$$ \int_{0}^{1} \frac{dx}{1+x^a} > \frac{a}{a+1} $$
Could someone please help me prove the above inequality? I tried using differentiation under the integral sign, but I'(a) is not easy to compute either.
Edit:
Not relevant to the question, but here's what I could do:
As 1 + xa > 1, I could prove that the integral is definitely less than 1 for all values of a.
P.S.
Also, I tried to use LaTeX to format the question according to site's norms, but failed miserably. I'm a beginner, so please excuse it.

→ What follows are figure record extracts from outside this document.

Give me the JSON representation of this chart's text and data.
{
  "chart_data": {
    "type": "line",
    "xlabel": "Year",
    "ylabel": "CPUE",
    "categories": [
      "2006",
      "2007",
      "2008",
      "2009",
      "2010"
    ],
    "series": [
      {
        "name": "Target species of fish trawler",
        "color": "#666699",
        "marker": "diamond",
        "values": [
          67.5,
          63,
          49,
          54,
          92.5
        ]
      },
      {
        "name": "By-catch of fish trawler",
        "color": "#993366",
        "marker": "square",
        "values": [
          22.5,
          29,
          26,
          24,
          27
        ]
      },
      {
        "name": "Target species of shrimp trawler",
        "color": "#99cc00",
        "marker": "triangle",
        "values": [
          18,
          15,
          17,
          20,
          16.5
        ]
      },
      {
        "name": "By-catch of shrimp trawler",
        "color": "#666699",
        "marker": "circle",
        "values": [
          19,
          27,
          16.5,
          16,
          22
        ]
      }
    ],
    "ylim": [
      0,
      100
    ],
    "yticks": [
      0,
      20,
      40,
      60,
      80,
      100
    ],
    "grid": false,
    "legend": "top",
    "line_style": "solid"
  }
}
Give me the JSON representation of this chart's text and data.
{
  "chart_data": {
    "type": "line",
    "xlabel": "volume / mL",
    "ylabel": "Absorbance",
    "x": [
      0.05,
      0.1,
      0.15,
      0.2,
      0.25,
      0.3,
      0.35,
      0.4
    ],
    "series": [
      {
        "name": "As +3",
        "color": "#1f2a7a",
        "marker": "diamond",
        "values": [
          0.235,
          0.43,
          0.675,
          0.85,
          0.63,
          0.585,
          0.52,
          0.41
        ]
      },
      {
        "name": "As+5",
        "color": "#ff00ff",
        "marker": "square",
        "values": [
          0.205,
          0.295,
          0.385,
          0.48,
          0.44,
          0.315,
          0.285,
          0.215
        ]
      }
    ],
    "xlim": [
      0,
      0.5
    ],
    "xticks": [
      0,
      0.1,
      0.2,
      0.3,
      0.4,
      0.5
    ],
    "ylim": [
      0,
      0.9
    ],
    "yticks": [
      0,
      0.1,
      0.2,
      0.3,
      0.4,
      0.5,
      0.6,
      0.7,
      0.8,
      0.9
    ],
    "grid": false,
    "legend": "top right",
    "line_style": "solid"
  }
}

In fact, it'd be great if someone edited this question using appropriate LaTeX code. Thanks a lot!
For $a > 0$, the series expansion $$(1+x^a)^{-1} = \sum_{k=0}^\infty (-1)^k x^{ak}$$ is valid on $x \in [0,1)$. Consequently we may write $$\int_{x=0}^1 \frac{dx}{1+x^a} = \sum_{k=0}^\infty \frac{(-1)^k}{1+ak},$$ and although not absolutely convergent, it is convergent for every $a > 0$ (why?); thus it must also equal $$\sum_{k=0}^\infty \frac{a}{(1+a(2k))(1+a(2k+1))},$$ whose summands are strictly positive and therefore the integral's value is bounded below by the first term of the series, which is $a/(a+1)$ as claimed.